Gaussian Process Bandits for Top-k Recommendations

Part of Advances in Neural Information Processing Systems 37 (NeurIPS 2024) Main Conference Track

Bibtex Paper

Authors

Mohit Yadav, Cameron Musco, Daniel R. Sheldon

Abstract

Algorithms that utilize bandit feedback to optimize top-k recommendations are vital for online marketplaces, search engines, and content platforms. However, the combinatorial nature of this problem poses a significant challenge, as the possible number of ordered top-k recommendations from $n$ items grows exponentially with $k$. As a result, previous work often relies on restrictive assumptions about the reward or bandit feedback models, such as assuming that the feedback discloses rewards for each recommended item rather than a single scalar feedback for the entire set of top-k recommendations.

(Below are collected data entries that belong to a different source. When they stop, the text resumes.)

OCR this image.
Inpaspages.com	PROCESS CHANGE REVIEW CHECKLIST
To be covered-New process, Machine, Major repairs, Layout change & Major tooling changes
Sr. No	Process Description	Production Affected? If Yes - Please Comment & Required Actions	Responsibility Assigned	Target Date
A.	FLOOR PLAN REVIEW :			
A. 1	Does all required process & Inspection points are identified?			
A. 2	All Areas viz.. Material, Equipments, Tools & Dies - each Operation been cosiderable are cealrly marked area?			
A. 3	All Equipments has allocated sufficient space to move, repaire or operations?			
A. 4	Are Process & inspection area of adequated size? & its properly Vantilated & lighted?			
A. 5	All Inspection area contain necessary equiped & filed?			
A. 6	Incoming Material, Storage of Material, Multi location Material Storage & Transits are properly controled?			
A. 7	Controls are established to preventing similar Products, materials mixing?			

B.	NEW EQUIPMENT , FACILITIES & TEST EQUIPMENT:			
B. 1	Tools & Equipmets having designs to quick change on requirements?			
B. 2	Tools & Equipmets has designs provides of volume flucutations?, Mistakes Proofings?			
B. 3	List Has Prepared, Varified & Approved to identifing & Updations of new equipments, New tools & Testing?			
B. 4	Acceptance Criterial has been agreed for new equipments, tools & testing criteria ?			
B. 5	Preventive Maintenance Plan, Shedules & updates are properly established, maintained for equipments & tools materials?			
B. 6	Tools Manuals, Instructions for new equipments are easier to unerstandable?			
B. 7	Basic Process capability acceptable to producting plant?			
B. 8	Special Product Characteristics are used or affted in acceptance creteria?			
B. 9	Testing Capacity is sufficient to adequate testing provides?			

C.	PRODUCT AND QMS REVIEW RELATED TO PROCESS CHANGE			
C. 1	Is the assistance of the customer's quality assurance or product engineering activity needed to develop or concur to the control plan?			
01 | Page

We introduce a novel contextual bandit algorithm for top-k recommendations, leveraging a Gaussian process with a Kendall kernel to model the reward function.Our algorithm requires only scalar feedback from the top-k recommendations and does not impose restrictive assumptions on the reward structure. Theoretical analysis confirms that the proposed algorithm achieves sub-linear regret in relation to the number of rounds and arms. Additionally, empirical results using a bandit simulator demonstrate that the proposed algorithm outperforms other baselines across various scenarios.